Tja, hatte die Behörden-Dame tatsächlich „verstanden“, was sie da sah? Und was ist von einem Strafbefehl zu halten, in dem die grundgesetzlich verbriefte Kunstfreiheit gemäß Artikel 5, Absatz 3, in unserer Verfassung, nicht einmal erwähnt wird: „Kunst und Wissenschaft, Forschung und Lehre sind frei“? Und auch der Artikel 19 Grundgesetz taucht in diesem Schreiben nicht auf, mit seinen Absätzen 2 und 4:

„In keinem Fall darf ein Grundgesetz in seinem Wesensgehalt angetastet werden. [...] Wird jemand durch die öffentliche Gewalt in seinen Rechten verletzt, so steht ihm der Rechtsweg offen.“

Den Straftatbestand der „Missachtung“ gibt es gar nicht

Nun, bevor ich mich präziser einlasse auf die völlig begründungsfreien Behauptungen dieses Strafbefehls; den Straftatbestand der „Missachtung“ — gleich zweimal auffindbar, dieses Wort, im zitierten Strafbefehl — gibt es gar nicht im deutschen Strafrecht.

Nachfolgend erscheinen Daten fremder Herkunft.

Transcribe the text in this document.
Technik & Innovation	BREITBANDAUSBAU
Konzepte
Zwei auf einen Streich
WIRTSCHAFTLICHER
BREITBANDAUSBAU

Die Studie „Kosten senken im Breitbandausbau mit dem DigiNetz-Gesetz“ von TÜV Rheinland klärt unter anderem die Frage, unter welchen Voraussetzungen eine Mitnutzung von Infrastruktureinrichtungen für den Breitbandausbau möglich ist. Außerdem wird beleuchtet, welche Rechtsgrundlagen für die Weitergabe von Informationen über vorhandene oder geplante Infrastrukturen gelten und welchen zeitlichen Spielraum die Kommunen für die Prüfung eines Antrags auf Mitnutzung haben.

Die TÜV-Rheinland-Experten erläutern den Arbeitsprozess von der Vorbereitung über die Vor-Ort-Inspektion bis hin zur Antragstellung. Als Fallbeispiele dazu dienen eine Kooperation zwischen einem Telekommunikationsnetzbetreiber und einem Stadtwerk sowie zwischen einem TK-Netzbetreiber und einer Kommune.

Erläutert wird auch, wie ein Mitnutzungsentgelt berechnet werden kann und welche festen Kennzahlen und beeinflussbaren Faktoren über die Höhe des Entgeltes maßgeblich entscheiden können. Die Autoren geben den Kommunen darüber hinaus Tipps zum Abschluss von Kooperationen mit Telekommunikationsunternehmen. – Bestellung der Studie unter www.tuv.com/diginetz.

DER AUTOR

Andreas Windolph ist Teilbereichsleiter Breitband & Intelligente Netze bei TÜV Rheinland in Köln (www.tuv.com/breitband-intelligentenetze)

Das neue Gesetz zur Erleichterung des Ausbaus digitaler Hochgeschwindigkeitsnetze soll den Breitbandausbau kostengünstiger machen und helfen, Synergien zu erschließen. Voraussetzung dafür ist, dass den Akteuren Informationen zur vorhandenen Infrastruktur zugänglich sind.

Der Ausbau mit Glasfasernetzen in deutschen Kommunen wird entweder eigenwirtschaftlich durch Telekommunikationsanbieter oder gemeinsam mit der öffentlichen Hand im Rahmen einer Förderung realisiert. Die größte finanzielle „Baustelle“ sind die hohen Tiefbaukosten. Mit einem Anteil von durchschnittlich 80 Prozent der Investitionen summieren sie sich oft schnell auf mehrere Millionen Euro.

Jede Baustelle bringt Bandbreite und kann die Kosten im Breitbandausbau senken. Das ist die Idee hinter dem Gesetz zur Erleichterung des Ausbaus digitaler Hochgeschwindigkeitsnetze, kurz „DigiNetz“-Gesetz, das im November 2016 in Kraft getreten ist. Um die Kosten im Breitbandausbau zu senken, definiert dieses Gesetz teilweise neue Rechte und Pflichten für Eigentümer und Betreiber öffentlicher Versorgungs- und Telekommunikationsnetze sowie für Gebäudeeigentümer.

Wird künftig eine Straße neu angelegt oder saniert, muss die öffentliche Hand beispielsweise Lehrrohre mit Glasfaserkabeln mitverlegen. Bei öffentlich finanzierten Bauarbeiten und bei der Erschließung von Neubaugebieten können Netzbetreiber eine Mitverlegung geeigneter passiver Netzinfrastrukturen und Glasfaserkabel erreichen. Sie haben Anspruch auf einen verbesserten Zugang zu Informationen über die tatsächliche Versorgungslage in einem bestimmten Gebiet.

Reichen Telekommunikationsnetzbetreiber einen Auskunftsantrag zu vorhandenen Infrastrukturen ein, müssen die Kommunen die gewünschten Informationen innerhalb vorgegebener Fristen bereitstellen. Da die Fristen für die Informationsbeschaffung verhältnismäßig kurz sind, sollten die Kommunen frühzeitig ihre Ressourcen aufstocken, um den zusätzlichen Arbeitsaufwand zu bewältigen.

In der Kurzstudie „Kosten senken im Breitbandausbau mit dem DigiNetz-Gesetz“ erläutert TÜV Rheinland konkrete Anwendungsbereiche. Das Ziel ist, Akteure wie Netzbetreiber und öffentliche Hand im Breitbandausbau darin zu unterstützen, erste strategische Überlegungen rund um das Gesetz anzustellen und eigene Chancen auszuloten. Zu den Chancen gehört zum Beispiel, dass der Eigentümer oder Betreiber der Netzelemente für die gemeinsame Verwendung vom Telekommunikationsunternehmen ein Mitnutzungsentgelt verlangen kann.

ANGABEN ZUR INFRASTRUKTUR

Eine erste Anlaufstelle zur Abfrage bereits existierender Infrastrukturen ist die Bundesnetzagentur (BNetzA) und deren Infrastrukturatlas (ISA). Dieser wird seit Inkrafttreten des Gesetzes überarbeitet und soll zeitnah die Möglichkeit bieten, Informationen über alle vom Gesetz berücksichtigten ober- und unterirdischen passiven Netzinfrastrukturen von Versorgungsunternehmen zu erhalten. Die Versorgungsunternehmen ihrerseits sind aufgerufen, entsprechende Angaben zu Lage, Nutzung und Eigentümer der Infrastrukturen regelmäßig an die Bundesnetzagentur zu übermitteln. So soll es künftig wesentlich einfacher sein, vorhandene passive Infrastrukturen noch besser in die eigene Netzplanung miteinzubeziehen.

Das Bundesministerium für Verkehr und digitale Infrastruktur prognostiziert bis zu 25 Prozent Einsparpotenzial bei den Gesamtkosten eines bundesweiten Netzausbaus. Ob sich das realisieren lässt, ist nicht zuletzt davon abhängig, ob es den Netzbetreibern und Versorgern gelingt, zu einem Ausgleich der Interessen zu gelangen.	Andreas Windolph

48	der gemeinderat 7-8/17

Freilich existieren im Internet Definitionen des Begriffs „Missachtung“. Sie reichen von „mangelndem Respekt“ bis „Ignoranz“ (bei Wikipedia etwa). Sollten das neuerdings, nach Auffassung der Stuttgarter Staatsanwaltschaft, einklagbare und zu ahndende Straftaten sein? In Deutschland gäbe es ab sofort den Rechtsanspruch auf Zwangsrespekt, eines Karl Lauterbach zum Beispiel, und die „Ignoranz“, wahrlich oft eine unangenehme Alltagserscheinung und von der DUDEN—Rechtschreibung als „Unwissenheit“ und „Dummheit“ definiert, dürfte ab dem 15. Juli 2023 mit einem Zwangsgeld von 3.000 Euro geahndet werden?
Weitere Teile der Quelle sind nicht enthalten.